This Bahraini Record Label Wants to Change the World
Dar Disku on the importance of promoting Arab artists
Sarah Ben Romdane
Whether it’s Palestinian techno, Moroccan trap, Lebanese indie, Emirati soul or electronic by diaspora singers in Europe and America – thanks to an unprecedented creative movement flourishing across North Africa and the Middle East, artists from across the region are starting to gain an international reputation.
Among this new wave of passionate and resilient artists, there’s Dar Disku (which literally translates into ‘Home of the Disco” in English) a UK-based Bahraini record label founded by 26-year-old Bahraini DJ Mazen Almaskati and 25-year-old Bahrain-raised Indian DJ Vish Mhatre. Dedicated to building a community of young Arab creative, it wasn’t until they left the Gulf that both DJs started digging into Arab music and ultimately, fall in love with it. “We spent the last few years discovering incredible sub-genres, such as Dabke, Rai, ArabiDisco, Habibi House, Sawt and Khaliji”, they say, discussing the poorly investigated—but widely rich—variety in Middle Eastern music.
Having shared a stage this year with Habibi Funk, the cult label reusing old Arab records and Awesome Tapes from Africa; we caught up with the founders of Dar Disku to find out if they believe music can be used to fight against the negative perception of Arabs and how they feel about Arab artists being pigeon-holed.
There are so many emerging Arab artists surfacing at the moment. Who are you excited about?
Vish: I think the Palestinian Hip Hop scene is crazy right now. Boiler room did a great documentary on it that you should all check out. It’s raw and full of underground talent. My favourite artists out of Palestine are Al-Nather and Makimakkuk.

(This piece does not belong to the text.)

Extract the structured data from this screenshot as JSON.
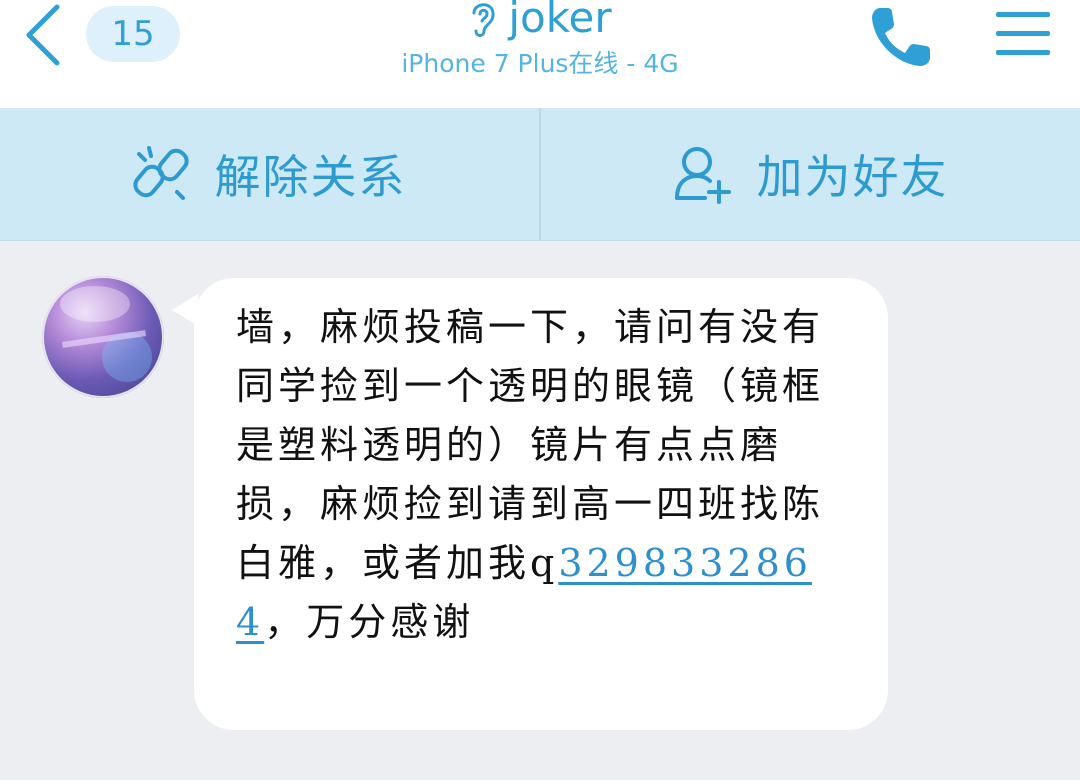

Mazen: I’m really into the Saudi Hip Hop Scene – artists like Flippter, Tahir Elias, Scormixx, Mons Taff, Issam. If we’re talking about artists with Arabian roots I think our favourites right now are Moving Still aka Jamal Sul. He’s the first artist we signed to Dar Disku and we’re very proud to put out some music he’s worked on.

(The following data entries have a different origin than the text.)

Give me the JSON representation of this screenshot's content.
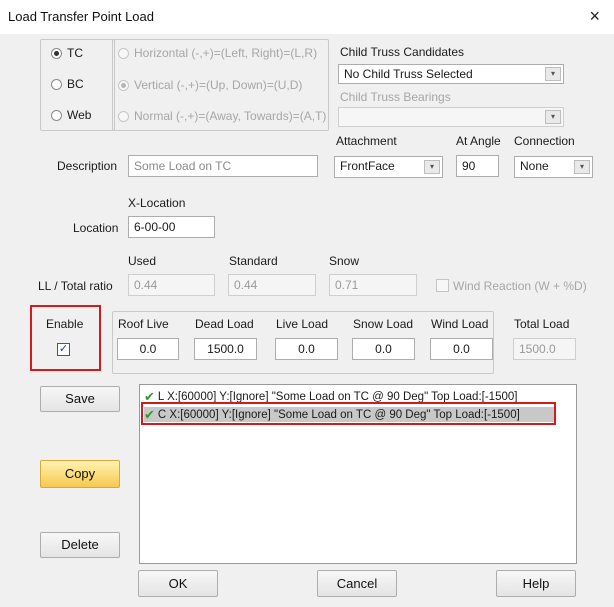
{
  "window": {
    "title": "Load Transfer Point Load",
    "close": "×"
  },
  "chord": {
    "tc": "TC",
    "bc": "BC",
    "web": "Web",
    "selected": "TC"
  },
  "direction": {
    "horizontal": "Horizontal (-,+)=(Left, Right)=(L,R)",
    "vertical": "Vertical (-,+)=(Up, Down)=(U,D)",
    "normal": "Normal (-,+)=(Away, Towards)=(A,T)",
    "selected": "vertical"
  },
  "child_truss": {
    "candidates_label": "Child Truss Candidates",
    "candidates_value": "No Child Truss Selected",
    "bearings_label": "Child Truss Bearings",
    "bearings_value": ""
  },
  "description": {
    "label": "Description",
    "value": "Some Load on TC"
  },
  "attachment": {
    "label": "Attachment",
    "value": "FrontFace"
  },
  "at_angle": {
    "label": "At Angle",
    "value": "90"
  },
  "connection": {
    "label": "Connection",
    "value": "None"
  },
  "location": {
    "xlabel": "X-Location",
    "label": "Location",
    "value": "6-00-00"
  },
  "ratio": {
    "label": "LL / Total ratio",
    "used_label": "Used",
    "used_value": "0.44",
    "standard_label": "Standard",
    "standard_value": "0.44",
    "snow_label": "Snow",
    "snow_value": "0.71",
    "wind_reaction": "Wind Reaction (W + %D)"
  },
  "enable": {
    "label": "Enable",
    "checked": "✓"
  },
  "loads": {
    "roof_live_label": "Roof Live",
    "roof_live": "0.0",
    "dead_label": "Dead Load",
    "dead": "1500.0",
    "live_label": "Live Load",
    "live": "0.0",
    "snow_label": "Snow Load",
    "snow": "0.0",
    "wind_label": "Wind Load",
    "wind": "0.0",
    "total_label": "Total Load",
    "total": "1500.0"
  },
  "buttons": {
    "save": "Save",
    "copy": "Copy",
    "delete": "Delete",
    "ok": "OK",
    "cancel": "Cancel",
    "help": "Help"
  },
  "load_list": [
    "L X:[60000] Y:[Ignore] \"Some Load on TC @ 90 Deg\" Top Load:[-1500]",
    "C X:[60000] Y:[Ignore] \"Some Load on TC @ 90 Deg\" Top Load:[-1500]"
  ],
  "colors": {
    "highlight": "#d01c1c",
    "selected_row": "#c8c8c8",
    "check": "#2a9d2a"
  }
}
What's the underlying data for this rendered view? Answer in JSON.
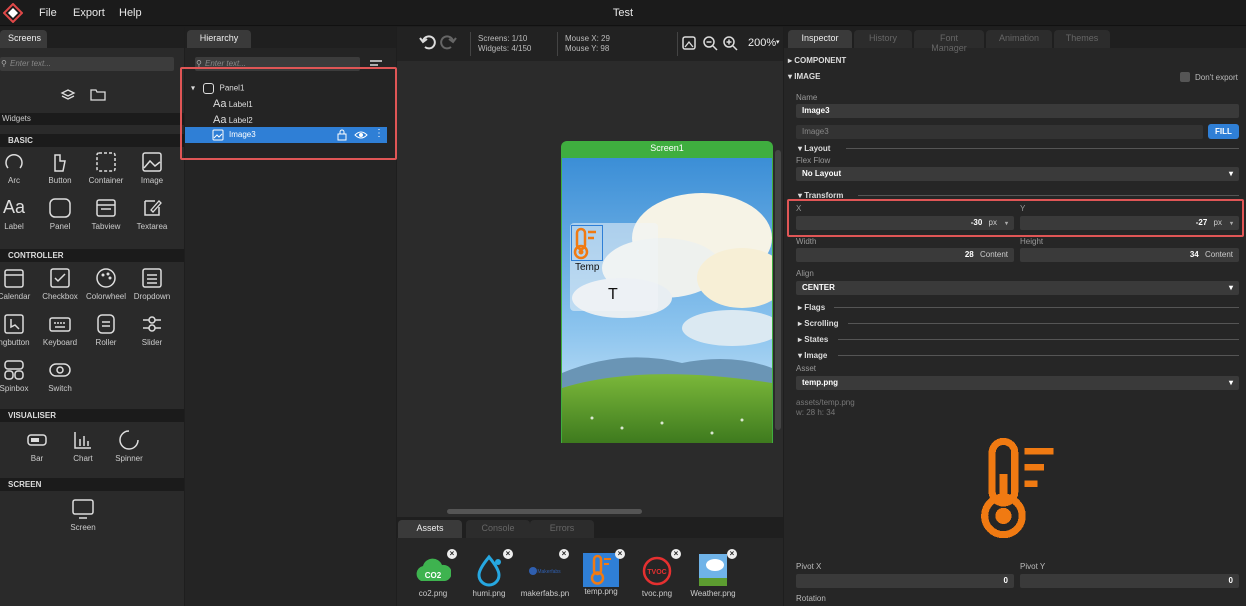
{
  "menubar": {
    "title": "Test",
    "items": [
      "File",
      "Export",
      "Help"
    ]
  },
  "left": {
    "tab": "Screens",
    "search_placeholder": "Enter text...",
    "widgets_label": "Widgets",
    "sections": {
      "basic": "BASIC",
      "controller": "CONTROLLER",
      "visualiser": "VISUALISER",
      "screen": "SCREEN"
    },
    "basic": [
      "Arc",
      "Button",
      "Container",
      "Image",
      "Label",
      "Panel",
      "Tabview",
      "Textarea"
    ],
    "controller": [
      "Calendar",
      "Checkbox",
      "Colorwheel",
      "Dropdown",
      "ngbutton",
      "Keyboard",
      "Roller",
      "Slider",
      "Spinbox",
      "Switch"
    ],
    "visualiser": [
      "Bar",
      "Chart",
      "Spinner"
    ],
    "screen": [
      "Screen"
    ]
  },
  "hierarchy": {
    "tab": "Hierarchy",
    "search_placeholder": "Enter text...",
    "items": [
      "Panel1",
      "Label1",
      "Label2",
      "Image3"
    ]
  },
  "toolbar": {
    "screens": "Screens: 1/10",
    "widgets": "Widgets: 4/150",
    "mouse_x": "Mouse X: 29",
    "mouse_y": "Mouse Y: 98",
    "zoom": "200%"
  },
  "canvas": {
    "screen_title": "Screen1",
    "temp_label": "Temp",
    "t_label": "T"
  },
  "bottom_tabs": [
    "Assets",
    "Console",
    "Errors"
  ],
  "assets": [
    "co2.png",
    "humi.png",
    "makerfabs.pn",
    "temp.png",
    "tvoc.png",
    "Weather.png"
  ],
  "assets_thumb_text": {
    "co2": "CO2",
    "makerfabs": "Makerfabs",
    "tvoc": "TVOC"
  },
  "inspector": {
    "tabs": [
      "Inspector",
      "History",
      "Font Manager",
      "Animation",
      "Themes"
    ],
    "component": "COMPONENT",
    "image_section": "IMAGE",
    "dont_export": "Don't export",
    "name_label": "Name",
    "name_value": "Image3",
    "id_value": "Image3",
    "fill_btn": "FILL",
    "layout": "Layout",
    "flex_flow_label": "Flex Flow",
    "flex_flow_value": "No Layout",
    "transform": "Transform",
    "x_label": "X",
    "x_value": "-30",
    "x_unit": "px",
    "y_label": "Y",
    "y_value": "-27",
    "y_unit": "px",
    "width_label": "Width",
    "width_value": "28",
    "width_unit": "Content",
    "height_label": "Height",
    "height_value": "34",
    "height_unit": "Content",
    "align_label": "Align",
    "align_value": "CENTER",
    "collapsed": [
      "Flags",
      "Scrolling",
      "States"
    ],
    "image_sub": "Image",
    "asset_label": "Asset",
    "asset_value": "temp.png",
    "asset_path": "assets/temp.png",
    "asset_dims": "w: 28  h: 34",
    "pivot_x_label": "Pivot X",
    "pivot_x_value": "0",
    "pivot_y_label": "Pivot Y",
    "pivot_y_value": "0",
    "rotation_label": "Rotation"
  },
  "colors": {
    "accent": "#2f7fd6",
    "green": "#3fae3f",
    "red": "#e05656",
    "orange": "#f07a12"
  }
}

How have the shows you’ve played in the UK reacted to your music?
To be honest, it’s been incredible. We’ve done shows across England, NYC and we will be playing Ireland and India soon. We would say 80 per cent of the audience don’t understand a word being said. With that in mind the music we play is often heavier on the percussive and melodic side and this really allows people to go wild. Hearing a tabla, some electric oud and microtonal synth really gets people dancing on tables!
Would you find it annoying if your Western audience labelled you as “Arab DJs”?

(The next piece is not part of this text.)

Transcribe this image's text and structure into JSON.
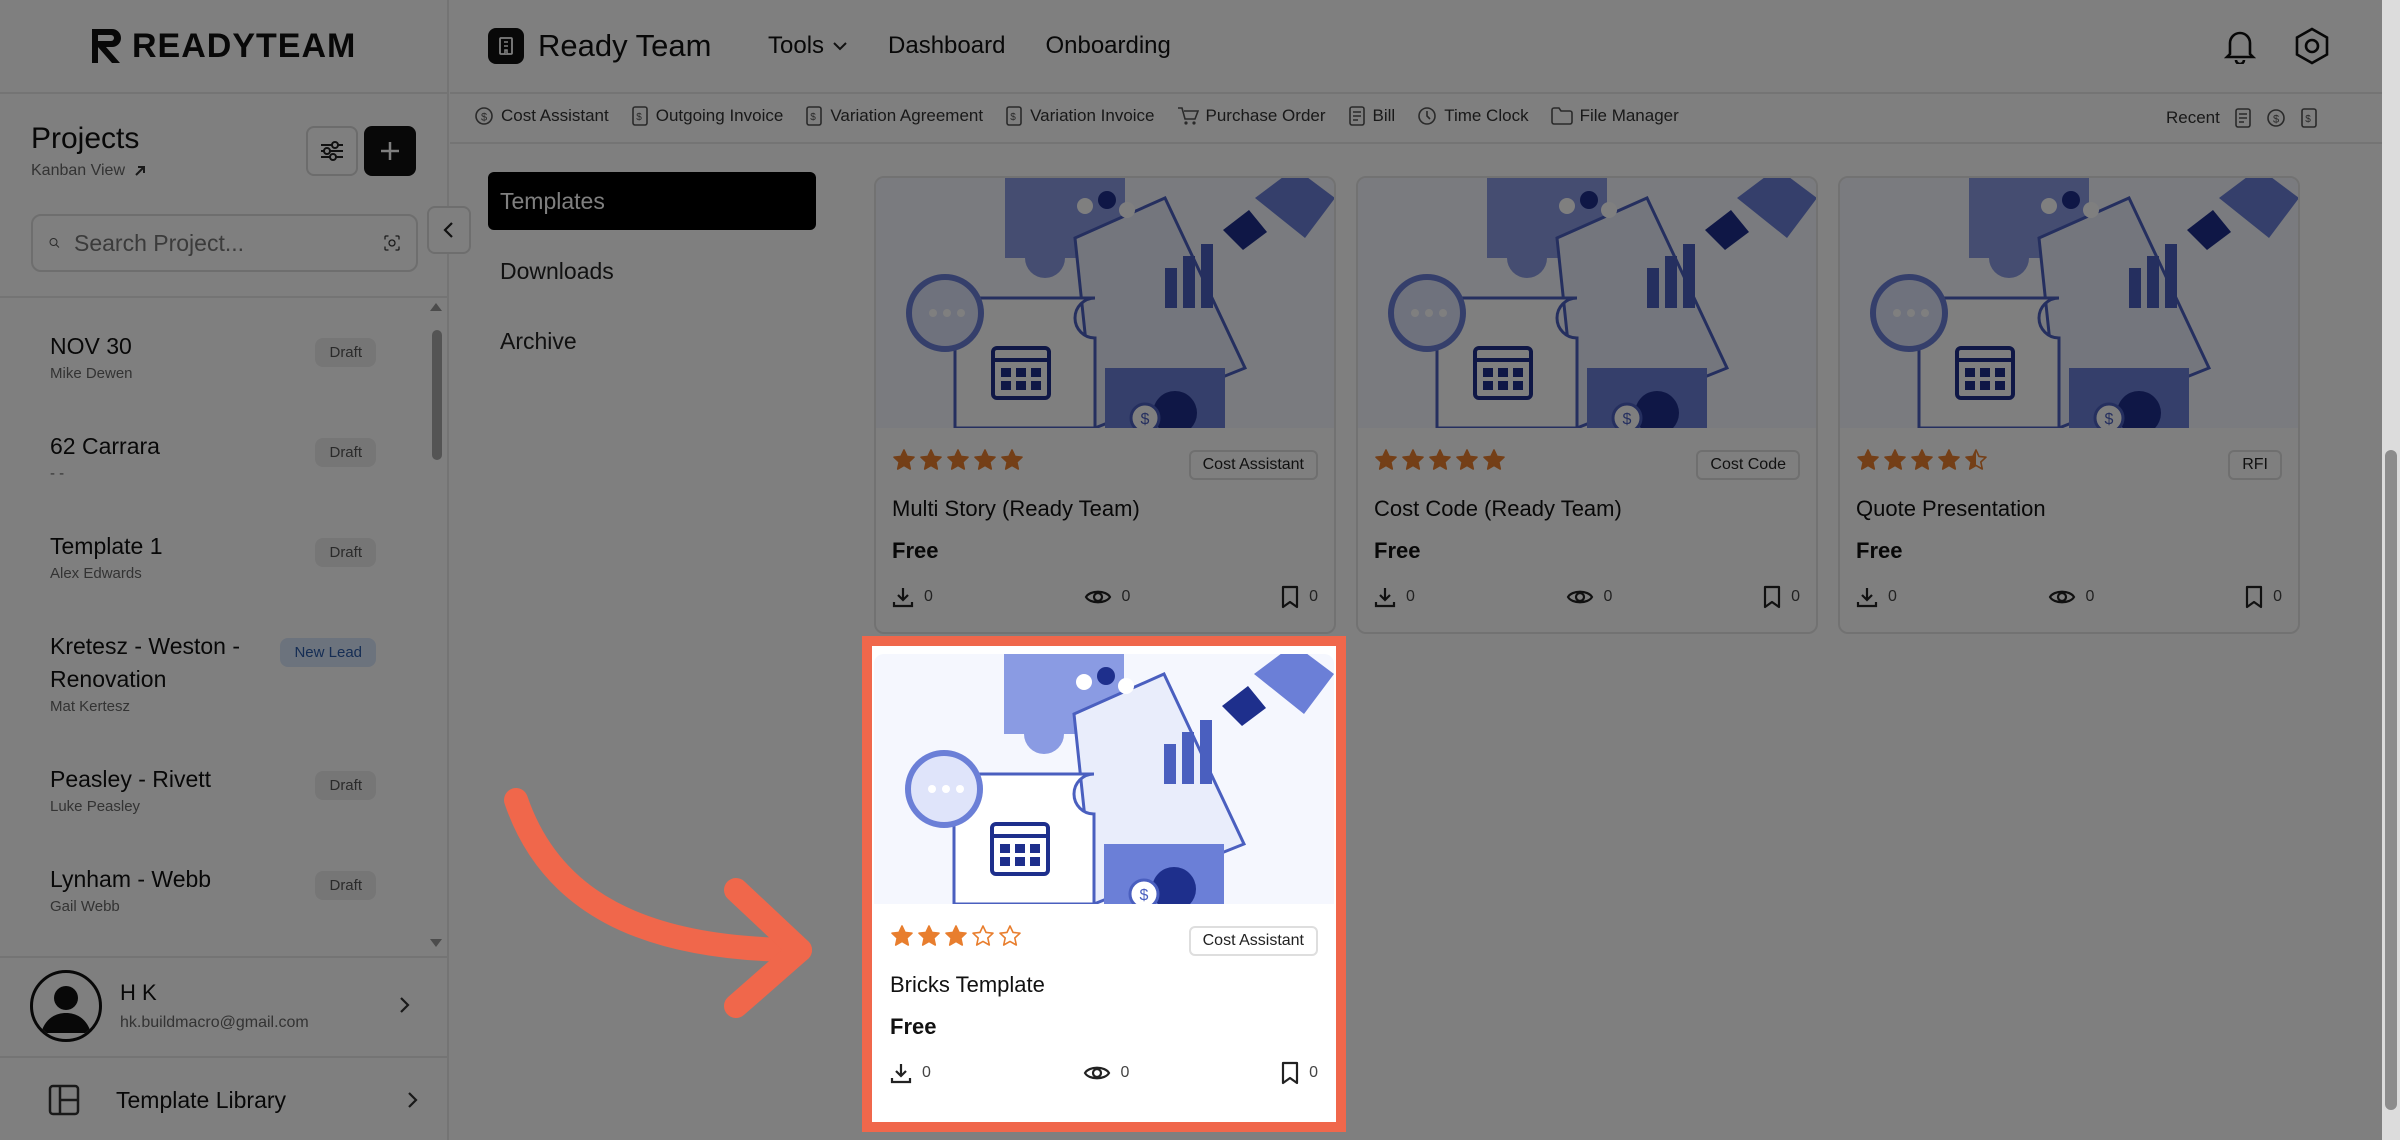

There is a fine line between ‘labelling’ in a sense of stereotyping, versus simply paying homage to an artist’s roots/heritage. It’s not annoying for us to be called ‘Arab DJs’ but it can be annoying to be pigeonholed into the ‘Arab artist’ stereotype and having people expect you to live up to those expectations. One common example is that you are expected to play a 100 per cent Arabic set. But this simply isn’t how we see things. We are multicultural individuals that were raised in countries that celebrate diversity. We went to a school where there was on average 10-15 different nationalities per classroom. Another stereotype is to be automatically billed on a “world music” stage as opposed to a main stage just so that a promoter or festival can say that they have a ‘wide-ranging’ line up or to meet a quota in order to avoid backlash from the public. Luckily this hasn’t happened to us, but we’ve heard stories.
Do you feel like your music can be used as a political tool to change the negative perception of Arabs outside the region?
Absolutely. We feel that music really has the power to bring people together and often has done in the past. A lot of people have mentioned to us that before discovering Arabic music, their perception of the Arab world was that of what they saw in the news. Seeing people dance away to Middle Eastern music has inspired them to research more into the culture and thereby break stereotypes and political moulds. This person then tells another person and it leads to a chain effect, which can be so powerful and positive.